This book is intended for those wishing tom pursue a career in analytics. At the time this book was written, Data Science is the latest and greatest of job titles. However, the basics of analytics has been in effect for the longest time.
The day that mankind started making decisions based on past observations, is the day analytics was born. It may very well have been when the wise man in the cave saw clouds and heard thunder and then said: “it will rain”. Perhaps instead of calling him the wise man or chief, they should have called him vice president of data science. After all, it wasn’t a lucky guess. The wise man had observed that in the past that when there are clouds and thunder, rain follows shortly after.
The book starts by defining the sequential steps to follow when performing an analysis. Then each chapter after gives the basic tools to perform the technical steps of an analysis. However, the chapters are not exhaustive of all possible tools and techniques. Nonetheless, once the basics outlined in this book have been mastered, any other test or algorithm can be learned.
The software required is R, which is open source. Additionally, RStudio is highly recommended. It is assumed that the reader has basic knowledge of R, and data manipulation.
Enjoy the journey to becoming the wise man in the cave.
For most analytical endeavors you will follow five basic steps:
Next, these steps are explained. Bi passing or omitting any of these steps will likely result in either more work or erroneous results.
Quoting Alice in Wonderland:
“Would you tell me, please, which way I ought to go from here?”
“That depends a good deal on where you want to get to.”
“I don’t much care where –”
“Then it doesn’t matter which way you go.”
― Lewis Carroll, Alice in Wonderland.
The research question is the most important step for any analytical project. Ill defined will result in doing an analysis that will not be of use to the customer. A well defined research question will serve as the blueprint for the entire study.
Think of the scenario where you know where you need to go. At that moment you can plan how to get there. You can evaluate all the alternatives on how you will get there, but one thing is certain, when you get there, you will have succeeded. Likewise, once your research question is defined, once you have answered it, you will have succeeded in your analysis.
Defining the research question will not be easy. This will require the researcher, meaning you, to have direct access to the person, or people, requesting the study. At times, the request for an analysis will trickle down to the researcher through layers of managers. This situation is all but a guarantee that the research question will be ill defined, and the analysis an exercise in futility.

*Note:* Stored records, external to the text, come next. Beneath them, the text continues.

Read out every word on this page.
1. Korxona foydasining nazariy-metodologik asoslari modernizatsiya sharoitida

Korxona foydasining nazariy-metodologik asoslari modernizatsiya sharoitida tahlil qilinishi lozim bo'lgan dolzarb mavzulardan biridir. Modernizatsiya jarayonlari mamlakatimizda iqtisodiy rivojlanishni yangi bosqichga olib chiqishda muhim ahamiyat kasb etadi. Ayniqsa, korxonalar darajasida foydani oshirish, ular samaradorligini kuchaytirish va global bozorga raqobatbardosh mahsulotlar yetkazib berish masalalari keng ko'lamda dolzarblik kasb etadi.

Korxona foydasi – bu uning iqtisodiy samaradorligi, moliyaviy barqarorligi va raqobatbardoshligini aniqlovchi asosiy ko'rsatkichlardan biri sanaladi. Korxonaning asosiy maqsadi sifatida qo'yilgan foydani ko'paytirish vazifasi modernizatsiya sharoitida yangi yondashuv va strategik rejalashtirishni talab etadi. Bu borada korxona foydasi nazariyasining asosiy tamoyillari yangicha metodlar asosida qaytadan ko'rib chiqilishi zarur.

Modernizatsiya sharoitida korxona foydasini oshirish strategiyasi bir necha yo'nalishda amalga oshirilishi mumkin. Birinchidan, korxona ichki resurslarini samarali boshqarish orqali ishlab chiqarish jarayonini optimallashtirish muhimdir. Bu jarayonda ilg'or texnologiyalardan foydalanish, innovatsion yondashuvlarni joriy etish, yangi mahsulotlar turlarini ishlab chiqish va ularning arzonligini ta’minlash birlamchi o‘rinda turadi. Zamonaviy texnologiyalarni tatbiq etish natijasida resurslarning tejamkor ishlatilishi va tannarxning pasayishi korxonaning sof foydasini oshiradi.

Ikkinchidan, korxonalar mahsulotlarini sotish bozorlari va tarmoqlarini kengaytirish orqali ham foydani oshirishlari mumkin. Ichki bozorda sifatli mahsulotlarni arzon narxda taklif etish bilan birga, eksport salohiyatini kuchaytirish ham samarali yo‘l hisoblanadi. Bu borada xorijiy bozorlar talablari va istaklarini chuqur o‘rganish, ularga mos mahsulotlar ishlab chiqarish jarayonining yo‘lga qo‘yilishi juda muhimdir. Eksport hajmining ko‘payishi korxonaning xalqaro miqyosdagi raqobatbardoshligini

Say you have managed to get direct access to the person requesting the study. The next challenge is to get that person to think through exactly what they’d like to see in terms of results. One strategy is to understand how the results will be used. In addition, it is very helpful to sketch out the final report with mock graphs and tables along with fill in the blanks. In short, you will be building the outline for step five: Desiminate Results.
Chasing the data may be a more appropriate description, at times. It will be your responsibility to match the available data to the research question. At times, it may be necessary to go back to the champion of the study to inform him, her, or they that certain variables are not available.
Once all data is collected, from as many sources as needed, it must all be joined into one table. This process will entail, at times, asymmetric joins, such as left joins. Careful detail must be paid to not duplicate observations unintentionally. Taking notes as the joins are performed is a good practice. Specifically, noting how many observations are on each table prior to the join, then the count of the resulting table.
Last, knowing which algorithm(s) will be used will dictate how the data must be organized for modeling. Unfortunately, there are no one set of steps as each algorithm, using a particular software, may require a different setup. Ensuring the final table, sometimes called the modeling or data mining table, is correct is imperative. A modeling table incorrectly built with give incorrect results.
Variables can be classified as follows, but not limited to:
Minimum: The minimum value within a variable.
Maximum: The maximum value within a variable.
Mean: Also commonly known as the average. It is the sum of all the values divided by the number of values.
Mode: The value that occurs most often
Median: Is the middle value. When there is an even number of observations, it is the mean of the two middle values.
Frequency: Is the count of identical values.
Skewness: Is a measure of the asymmetry of the probability distribution of a real-valued random variable about its mean. The skewness value can be positive or negative, or undefined.
Kurtosis: Is a measure of the “tailedness” of the probability distribution of a real-valued random variable.